This updated version of Strindberg’s classic Miss Julie, drops the Miss, and plunges us into a modernised upstairs-downstairs conundrum. In Polly Stenham’s update, it’s Julie’s birthday, and she’s having a techno rave in her father’s living room. The ‘help’, Jean and Kristina, remain in the concrete, stark, well-lit kitchen below. However, for Jean this is not enough, and as Vanessa Kirby’s Julie seeks to draw him into her world, he abandons his fiancé Kristina for a taste of the ‘good life’.

An athletic Kirby, who puts her all into the role of emotionally unstable Julie, plays the wild child turned tragic 33-year-old protagonist. As she descends from manipulative bitch into an ever more child-like woman open to delusions, Kirby demonstrates her prowess. It’s a great performance, with some fantastic comic timing. However, it is let down by the slightly too reductive script, and perhaps most importantly, the lack of chemistry between Kirby and Jean played by Eric Kofi Abrefa.

Attraction on either side feels unexpected and forced, and despite their best efforts it is the failure to create this that lets the play down.
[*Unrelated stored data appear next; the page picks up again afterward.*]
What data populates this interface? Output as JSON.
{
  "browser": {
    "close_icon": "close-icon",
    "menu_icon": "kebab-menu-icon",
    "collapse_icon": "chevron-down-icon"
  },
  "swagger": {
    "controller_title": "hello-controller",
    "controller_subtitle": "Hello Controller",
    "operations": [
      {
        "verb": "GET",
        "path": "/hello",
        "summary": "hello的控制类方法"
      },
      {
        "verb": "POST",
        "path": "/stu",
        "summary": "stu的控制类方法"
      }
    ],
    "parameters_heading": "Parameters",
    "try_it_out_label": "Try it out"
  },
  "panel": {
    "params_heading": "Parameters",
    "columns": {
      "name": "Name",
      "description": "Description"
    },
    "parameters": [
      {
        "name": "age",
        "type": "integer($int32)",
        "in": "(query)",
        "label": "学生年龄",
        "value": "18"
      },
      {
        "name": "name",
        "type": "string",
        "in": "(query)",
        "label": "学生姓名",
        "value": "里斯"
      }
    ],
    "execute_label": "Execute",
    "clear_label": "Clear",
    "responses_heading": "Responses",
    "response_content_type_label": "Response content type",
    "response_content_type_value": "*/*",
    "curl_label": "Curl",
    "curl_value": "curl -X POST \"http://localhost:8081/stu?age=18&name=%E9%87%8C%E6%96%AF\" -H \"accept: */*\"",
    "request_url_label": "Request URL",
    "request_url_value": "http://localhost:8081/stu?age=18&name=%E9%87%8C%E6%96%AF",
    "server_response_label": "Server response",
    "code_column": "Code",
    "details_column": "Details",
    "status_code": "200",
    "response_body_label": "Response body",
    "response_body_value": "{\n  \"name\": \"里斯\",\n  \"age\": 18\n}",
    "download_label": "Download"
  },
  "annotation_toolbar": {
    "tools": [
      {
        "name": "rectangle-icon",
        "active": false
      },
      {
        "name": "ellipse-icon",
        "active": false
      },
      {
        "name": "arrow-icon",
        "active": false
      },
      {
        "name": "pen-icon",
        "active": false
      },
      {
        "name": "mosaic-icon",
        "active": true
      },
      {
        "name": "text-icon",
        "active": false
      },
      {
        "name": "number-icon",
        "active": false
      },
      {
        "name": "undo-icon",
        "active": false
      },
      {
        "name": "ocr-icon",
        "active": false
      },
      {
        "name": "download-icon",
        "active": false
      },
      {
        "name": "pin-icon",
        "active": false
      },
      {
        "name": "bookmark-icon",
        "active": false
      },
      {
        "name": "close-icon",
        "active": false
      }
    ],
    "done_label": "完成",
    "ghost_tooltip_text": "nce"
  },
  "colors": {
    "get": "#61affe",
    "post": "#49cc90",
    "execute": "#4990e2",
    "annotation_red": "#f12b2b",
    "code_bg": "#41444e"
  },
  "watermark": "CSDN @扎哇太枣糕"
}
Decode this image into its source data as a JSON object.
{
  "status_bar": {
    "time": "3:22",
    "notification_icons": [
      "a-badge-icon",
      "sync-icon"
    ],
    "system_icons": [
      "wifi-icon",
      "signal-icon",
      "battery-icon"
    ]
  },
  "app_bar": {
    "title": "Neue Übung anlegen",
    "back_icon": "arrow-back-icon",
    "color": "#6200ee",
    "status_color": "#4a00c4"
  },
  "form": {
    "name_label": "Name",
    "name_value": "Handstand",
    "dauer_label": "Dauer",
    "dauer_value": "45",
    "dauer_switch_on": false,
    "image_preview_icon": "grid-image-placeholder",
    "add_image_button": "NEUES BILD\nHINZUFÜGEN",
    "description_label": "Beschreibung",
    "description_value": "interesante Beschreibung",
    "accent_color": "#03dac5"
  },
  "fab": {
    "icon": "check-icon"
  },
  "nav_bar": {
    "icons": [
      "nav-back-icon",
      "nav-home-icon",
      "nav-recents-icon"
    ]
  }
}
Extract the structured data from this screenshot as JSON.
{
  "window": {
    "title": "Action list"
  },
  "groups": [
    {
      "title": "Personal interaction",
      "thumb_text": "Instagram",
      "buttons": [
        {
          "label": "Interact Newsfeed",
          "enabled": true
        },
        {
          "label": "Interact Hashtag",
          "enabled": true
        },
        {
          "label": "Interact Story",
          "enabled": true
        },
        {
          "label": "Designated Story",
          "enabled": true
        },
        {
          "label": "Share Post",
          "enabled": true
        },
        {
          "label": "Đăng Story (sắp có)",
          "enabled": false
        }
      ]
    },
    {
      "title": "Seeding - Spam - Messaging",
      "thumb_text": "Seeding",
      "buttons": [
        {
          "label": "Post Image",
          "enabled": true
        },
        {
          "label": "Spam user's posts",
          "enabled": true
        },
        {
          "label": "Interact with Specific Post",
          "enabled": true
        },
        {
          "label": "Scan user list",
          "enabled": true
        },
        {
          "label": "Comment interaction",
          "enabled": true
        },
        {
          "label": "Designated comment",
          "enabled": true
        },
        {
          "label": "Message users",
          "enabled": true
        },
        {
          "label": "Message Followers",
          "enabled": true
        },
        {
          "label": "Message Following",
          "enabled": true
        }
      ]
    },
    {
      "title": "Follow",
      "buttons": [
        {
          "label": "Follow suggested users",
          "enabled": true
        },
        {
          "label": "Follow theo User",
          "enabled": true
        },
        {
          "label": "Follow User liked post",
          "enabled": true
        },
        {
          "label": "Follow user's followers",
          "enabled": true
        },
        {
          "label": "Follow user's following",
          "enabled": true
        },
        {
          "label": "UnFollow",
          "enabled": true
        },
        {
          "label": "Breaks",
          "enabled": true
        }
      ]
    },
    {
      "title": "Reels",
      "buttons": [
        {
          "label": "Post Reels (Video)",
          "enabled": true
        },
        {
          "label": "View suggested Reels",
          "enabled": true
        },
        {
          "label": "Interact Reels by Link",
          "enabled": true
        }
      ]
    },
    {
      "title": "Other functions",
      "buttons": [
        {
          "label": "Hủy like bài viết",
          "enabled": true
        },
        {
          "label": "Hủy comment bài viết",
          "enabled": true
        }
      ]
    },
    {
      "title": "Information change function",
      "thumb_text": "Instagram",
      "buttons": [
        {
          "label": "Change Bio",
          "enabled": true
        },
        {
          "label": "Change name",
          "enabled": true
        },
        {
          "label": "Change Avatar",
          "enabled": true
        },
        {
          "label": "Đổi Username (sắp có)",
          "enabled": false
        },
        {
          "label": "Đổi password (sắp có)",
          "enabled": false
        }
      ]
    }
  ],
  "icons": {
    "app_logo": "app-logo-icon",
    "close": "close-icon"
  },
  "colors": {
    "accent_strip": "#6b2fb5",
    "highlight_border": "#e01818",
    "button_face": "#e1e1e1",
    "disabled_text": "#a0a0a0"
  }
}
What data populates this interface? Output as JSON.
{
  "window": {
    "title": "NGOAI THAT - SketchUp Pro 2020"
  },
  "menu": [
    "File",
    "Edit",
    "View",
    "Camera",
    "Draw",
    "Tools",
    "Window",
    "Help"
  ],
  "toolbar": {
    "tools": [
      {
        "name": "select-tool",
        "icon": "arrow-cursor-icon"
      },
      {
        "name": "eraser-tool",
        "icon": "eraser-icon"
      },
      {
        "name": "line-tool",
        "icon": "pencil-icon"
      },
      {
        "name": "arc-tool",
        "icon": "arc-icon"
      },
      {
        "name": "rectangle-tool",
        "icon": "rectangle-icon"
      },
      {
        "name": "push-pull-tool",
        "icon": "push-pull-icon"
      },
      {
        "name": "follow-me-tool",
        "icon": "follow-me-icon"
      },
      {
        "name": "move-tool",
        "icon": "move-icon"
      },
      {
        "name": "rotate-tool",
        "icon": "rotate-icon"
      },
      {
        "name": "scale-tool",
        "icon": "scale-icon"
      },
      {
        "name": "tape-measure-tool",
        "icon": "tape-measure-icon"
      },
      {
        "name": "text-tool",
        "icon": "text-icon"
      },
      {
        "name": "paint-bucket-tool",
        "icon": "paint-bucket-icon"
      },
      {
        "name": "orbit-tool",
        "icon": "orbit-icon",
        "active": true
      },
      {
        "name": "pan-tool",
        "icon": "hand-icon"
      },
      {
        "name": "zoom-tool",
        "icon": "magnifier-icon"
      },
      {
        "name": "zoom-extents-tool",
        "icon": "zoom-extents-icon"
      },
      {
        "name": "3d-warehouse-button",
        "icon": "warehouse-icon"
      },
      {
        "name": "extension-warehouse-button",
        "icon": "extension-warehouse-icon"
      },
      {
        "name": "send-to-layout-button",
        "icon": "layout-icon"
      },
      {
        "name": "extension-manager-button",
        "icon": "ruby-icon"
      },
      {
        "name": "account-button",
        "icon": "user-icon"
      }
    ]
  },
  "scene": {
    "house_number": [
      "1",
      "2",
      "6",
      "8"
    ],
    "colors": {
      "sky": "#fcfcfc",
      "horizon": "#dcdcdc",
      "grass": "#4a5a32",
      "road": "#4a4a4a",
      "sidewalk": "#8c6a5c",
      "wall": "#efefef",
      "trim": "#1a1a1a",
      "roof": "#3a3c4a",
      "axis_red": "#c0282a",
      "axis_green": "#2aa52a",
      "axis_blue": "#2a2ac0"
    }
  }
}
Despite birds being blended to death and fantastic dance sequences where the agile cast curl themselves into the many dishwashers – a hilarious detail to the set that perfectly embodies the absurd excessiveness of wealth – Julie edges on the side of dull. Checking your watch in a play of only an hour and 20 minutes is never a good sign.

The really sad thing about Julie is you never care about her. The tension between hating for her, but an underlying pity, never really comes into play. There are too many other issues that remain somewhat left, that you become more preoccupied with Jean’s inexplicable betrayal of Kristina, and ultimately the racism that is left to simmer, unpicked and unexplored. That said, Thalissa Teixeira puts in the most heartfelt and impactful performance of them all, and her speech on discovering her fiancé’s adultery is the one that lingers in your mind once the curtain has fallen.

What you leave the Lyttelton Theatre with is a sense of sadness that society can divide people so, and marvelling at the fantastic set as designed by Tom Scutt – one of the best I have seen at the National, or in fact, ever. This is a beautiful staging, yet sadly the play has become a little hollow, so that despite the best efforts of the actors, it just doesn’t quite do the job.